5. Pengendalian COVID-19 lebih sulit dibandingkan dengan SARS

Pelaporan kasus SARS yang terakhir adalah di tahun 2004. Semenjak itu, sudah tidak ada lagi kasus SARS yang dilaporkan. SARS berhasil dikendalikan dengan beberapa pendekatan kesehatan masyarakat antara lain deteksi dini dan isolasi, pelacakan kasus, dan pembatasan sosial. Menerapkan pendekatan tersebut pada era pandemi COVID-19 dikatakan lebih sulit. Kenapa?
- Sekitar 80 persen kasus COVID-19 bergejala ringan. Hal ini membuat orang tidak mengetahui bahwa dirinya sedang terinfeksi. Oleh karena itu, susah untuk mengetahui orang yang terinfeksi dan tidak
- COVID-19 sudah bisa menular di awal perjalanan penyakit dan pada orang tanpa gejala. Hal ini membuat sulit untuk mendeteksi dan mengisolasi orang yang terinfeksi sebelum ia menularkan virus ini ke orang lain.

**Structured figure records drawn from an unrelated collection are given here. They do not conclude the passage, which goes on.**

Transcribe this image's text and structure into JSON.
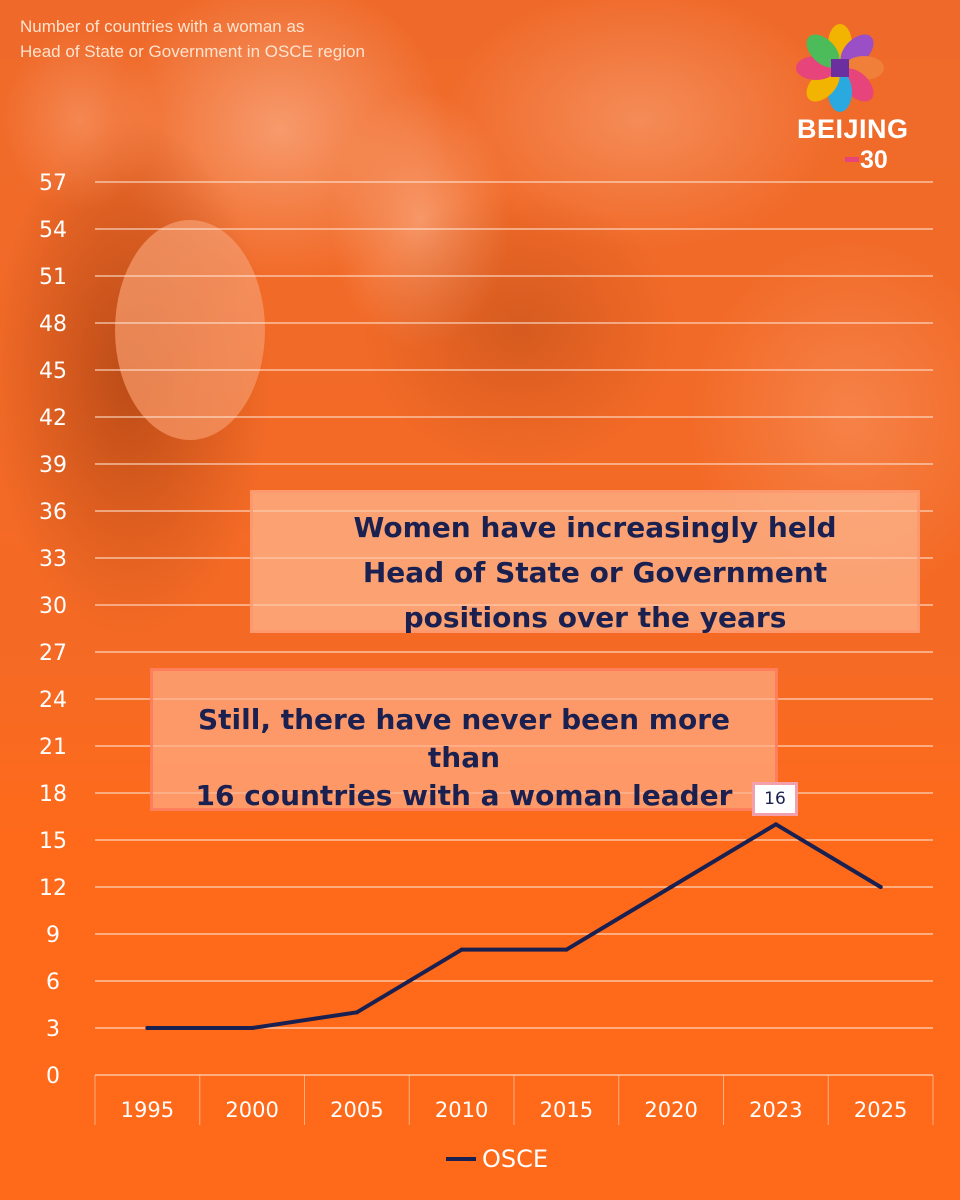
{
  "subtitle_line1": "Number of countries with a woman as",
  "subtitle_line2": "Head of State or Government in OSCE region",
  "logo": {
    "word": "BEIJING",
    "number": "30"
  },
  "callouts": {
    "top": [
      "Women have increasingly held",
      "Head of State or Government",
      "positions over the years"
    ],
    "bottom": [
      "Still, there have never been more than",
      "16 countries with a woman leader"
    ]
  },
  "colors": {
    "background": "#ff6a1a",
    "line": "#1a2150",
    "gridline": "#ffe6d6"
  },
  "chart_data": {
    "type": "line",
    "title": "Number of countries with a woman as Head of State or Government in OSCE region",
    "xlabel": "",
    "ylabel": "",
    "categories": [
      "1995",
      "2000",
      "2005",
      "2010",
      "2015",
      "2020",
      "2023",
      "2025"
    ],
    "series": [
      {
        "name": "OSCE",
        "values": [
          3,
          3,
          4,
          8,
          8,
          12,
          16,
          12
        ]
      }
    ],
    "ylim": [
      0,
      57
    ],
    "yticks": [
      0,
      3,
      6,
      9,
      12,
      15,
      18,
      21,
      24,
      27,
      30,
      33,
      36,
      39,
      42,
      45,
      48,
      51,
      54,
      57
    ],
    "annotations": [
      {
        "category": "2023",
        "label": "16"
      }
    ],
    "grid": true,
    "legend": "bottom-center"
  }
}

- COVID-19 menyebar luas di komunitas. Berbeda dengan SARS yang lebih banyak terjadi di rumah sakit
- Pada zaman sekarang, tingkat mobilisasi orang sangat tinggi karena orang lebih mudah terkoneksi secara global dengan kecanggihan teknologi. Hal ini membuat COVID-19 mudah tersebar ke daerah atau negara lain.
Buat kamu yang bertanya-tanya kenapa wabah SARS tidak "seheboh" pandemi COVID-19, sekarang sudah paham, ya? Dari statusnya pun jelas, satu epidemi dan satu lagi pandemi.
Melihat banyaknya negara yang masih berjuang melawan pandemi COVID-19 dan masih mengalami kenaikan kasus, Indonesia tanpa terkecuali, tantangannya sangat berat. Dibutuhkan peran serta dari berbagai pihak. Tidak hanya tanggung jawab pemerintah, tetapi juga dari kita sebagai bagian dari masyarakat untuk senantiasa disiplin menerapkan protokol kesehatan. Jangan lupa untuk memperkuat imun tubuh dengan pola hidup sehat dan segera mendapatkan vaksinasi COVID-19.